# Looking for Photographers in Washington DC and in Pisa, Italy



## Tenna (May 10, 2011)

Hello Everybody!

My company's looking for freelance photograpers for one day/half a day  work.  We're developing virtual worlds and we need to re-create in 3D  some of the historical sites from Washington D.C. (USA) and from Pisa,  Italy.  We basically need a photographer to go and take high quality  pictures for us, we'll send over the guidlines.

The work is paid, of course!  

Anyone interested, please feel free to get in touch with me through this forum or better at natasha at indigo dot es  

I would also appreciate any advice on how to find photographers in Washington and Pisa 
	

	
	
		
		

		
			





  As I'm clueless where to look for them 
	

	
	
		
		

		
		
	


	




Thank you and a great day to all!
Natasha


----------



## CCericola (May 10, 2011)

Professional Photographers of America has photographer listings. I am not sure about international resources.


----------



## Tenna (May 10, 2011)

Thank you so much, Christina!
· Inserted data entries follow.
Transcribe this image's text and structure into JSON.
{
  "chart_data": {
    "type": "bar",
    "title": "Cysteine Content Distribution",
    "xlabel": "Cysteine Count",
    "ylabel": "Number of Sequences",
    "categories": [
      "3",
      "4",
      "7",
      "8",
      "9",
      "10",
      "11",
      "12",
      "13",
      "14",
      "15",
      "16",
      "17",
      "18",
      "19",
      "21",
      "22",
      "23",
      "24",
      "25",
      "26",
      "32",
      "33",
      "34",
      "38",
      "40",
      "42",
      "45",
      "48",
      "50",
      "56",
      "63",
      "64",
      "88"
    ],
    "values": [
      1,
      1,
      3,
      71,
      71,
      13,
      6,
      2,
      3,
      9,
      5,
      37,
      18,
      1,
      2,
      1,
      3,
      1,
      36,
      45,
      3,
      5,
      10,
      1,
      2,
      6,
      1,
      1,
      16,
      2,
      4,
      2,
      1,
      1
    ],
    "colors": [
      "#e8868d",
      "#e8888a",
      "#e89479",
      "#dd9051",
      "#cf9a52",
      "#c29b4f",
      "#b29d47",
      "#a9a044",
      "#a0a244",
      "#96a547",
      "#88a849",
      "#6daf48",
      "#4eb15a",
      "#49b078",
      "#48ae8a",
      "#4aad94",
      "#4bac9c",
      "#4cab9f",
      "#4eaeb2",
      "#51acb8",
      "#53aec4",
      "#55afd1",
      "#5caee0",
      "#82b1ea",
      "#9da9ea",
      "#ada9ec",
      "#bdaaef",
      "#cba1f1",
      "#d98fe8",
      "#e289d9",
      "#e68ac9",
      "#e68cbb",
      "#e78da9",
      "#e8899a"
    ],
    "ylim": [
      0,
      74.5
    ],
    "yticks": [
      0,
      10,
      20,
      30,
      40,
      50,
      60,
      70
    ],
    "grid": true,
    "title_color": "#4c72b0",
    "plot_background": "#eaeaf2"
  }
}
Will check it!


----------



## Laureen (May 29, 2011)

Hello Natasha,
I'm a professional photographer and I'll be in Pisa the first week of July.  Please contact me to see if I can be of help to you.
Thank you, Laurie
lmcgowan2@comcast.net


----------



## Bitter Jeweler (May 29, 2011)

Laureen, it is unwise to post email addresses on popular forums as direct links, as forums are scanned by bots and spiders looking for email adresses to send you spam. Better to private message the OP, or contact them via the email a dress given.


----------